Saturday, 22 February 2014

Blackberry Wine


Layman’s alchemy, the magic of everyday things, that’s what Blackberry Wine is all about. A pleasant, smooth and enjoyable story told from the point of view of a wine bottle

Published in 2000 after her smashing bestseller Chocolat, Joanne Harris revisited many themes from that first novel, the most central of which is “magical realism”. It’s not fantasy in the strict meaning of the word, but her stories have a thread of magic weaved through them that, whether you choose to embrace it or dismiss it, you will nonetheless savour it.

Narrated by a Fleurie ’62, a vintage bottle of wine from the year Jay Mackintosh was born, Blackberry Wine follows the story of Jay, a once-successful writer who hasn’t been able to write anything of value since his breakthrough novel fourteen years earlier. Jackapple Joe was the only bestseller he wrote and it was based on his childhood adventures during three summers he spent in the Yorkshire town of Kirby Monckton. Joe Cox, or Jackapple Joe, was the old eccentric man Jay had met during those three summers and who had disappeared abruptly at the end of them. He was the one who taught Jay about the simple magic around us in everyday things.

At the age of 37 and suffering from writer’s block, Jay, on a whim, buys an old farmhouse in the French country side hoping to escape from his life and his demons. With him he takes his typewriter and six bottles of wine, called “The Specials”, the only thing he salvaged after Joe disappeared.

As Jay works on rebuilding the old farmhouse he also rebuilds himself and begins to explore the village of Lansquenet and its people.

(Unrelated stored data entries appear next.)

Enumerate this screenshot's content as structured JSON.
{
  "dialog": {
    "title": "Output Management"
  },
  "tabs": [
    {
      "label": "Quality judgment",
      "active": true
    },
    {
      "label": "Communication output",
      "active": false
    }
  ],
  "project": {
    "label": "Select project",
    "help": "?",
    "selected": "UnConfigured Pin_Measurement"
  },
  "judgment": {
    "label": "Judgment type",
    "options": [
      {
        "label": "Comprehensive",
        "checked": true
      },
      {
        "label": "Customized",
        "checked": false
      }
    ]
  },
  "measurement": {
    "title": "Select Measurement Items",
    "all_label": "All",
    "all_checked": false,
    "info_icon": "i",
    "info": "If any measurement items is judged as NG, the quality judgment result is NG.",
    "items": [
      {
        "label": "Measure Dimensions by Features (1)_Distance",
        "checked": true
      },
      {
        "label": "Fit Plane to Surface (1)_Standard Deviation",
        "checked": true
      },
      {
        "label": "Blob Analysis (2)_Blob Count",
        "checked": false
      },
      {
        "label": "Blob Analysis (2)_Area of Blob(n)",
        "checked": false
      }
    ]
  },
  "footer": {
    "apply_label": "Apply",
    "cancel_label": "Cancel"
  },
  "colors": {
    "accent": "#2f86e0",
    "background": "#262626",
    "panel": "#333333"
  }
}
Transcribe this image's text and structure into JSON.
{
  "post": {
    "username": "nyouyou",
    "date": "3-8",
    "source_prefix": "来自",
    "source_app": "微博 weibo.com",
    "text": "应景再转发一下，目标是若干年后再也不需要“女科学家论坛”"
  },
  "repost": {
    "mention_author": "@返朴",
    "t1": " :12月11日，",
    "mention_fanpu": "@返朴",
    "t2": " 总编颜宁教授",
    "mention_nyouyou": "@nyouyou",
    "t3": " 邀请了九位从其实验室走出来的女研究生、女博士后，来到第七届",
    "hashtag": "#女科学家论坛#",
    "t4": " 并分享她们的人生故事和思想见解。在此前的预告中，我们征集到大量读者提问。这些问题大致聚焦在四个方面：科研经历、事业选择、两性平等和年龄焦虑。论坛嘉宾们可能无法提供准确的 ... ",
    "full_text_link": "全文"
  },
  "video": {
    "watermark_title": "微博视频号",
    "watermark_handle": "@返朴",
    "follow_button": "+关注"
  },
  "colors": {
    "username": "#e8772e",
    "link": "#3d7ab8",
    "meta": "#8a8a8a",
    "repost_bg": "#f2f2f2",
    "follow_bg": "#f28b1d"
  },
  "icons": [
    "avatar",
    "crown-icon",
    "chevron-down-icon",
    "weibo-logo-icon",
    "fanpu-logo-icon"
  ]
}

Gradually, the sceptical residents of the village begin to accept him as one of their own and among them and in the bottles of The Specials he finds the magic and inspiration that help him pour out page after page of what could become his new novel.

Over the course of 400 pages, Joanne Harris takes us back and forth exploring Jay’s life today in his old house and the fictional French village of Lansquenet and his childhood in Yorkshire with Joe. Little by little the story comes together as Jay faces his demons and once again embraces the magic in his life.

Blackberry wine is one of those stories that you want to keep going back to. Through her prose, Joanne Harris achieves for you, the reader, the same simple magic her characters talk about so that when you finish Blackberry Wine you will feel elevated and satisfied without knowing why. “Layman’s alchemy. The magic of everyday things.”

Joanne Harris has a thing for food. She has written 16 novels and two cookbooks! Her three novels, Chocolat, Blackberry Wine and Three Quarters of The Orange, are known as The Food Trilogy. She is at her best when describing flavours and the different feelings and moods those flavours evoke in her characters as well as he readers.

A story about childhood nostalgia, a writer’s journey a French village and the secrets of its townsfolk, Blackberry Wine will not disappoint. A delicious read that will go down easily.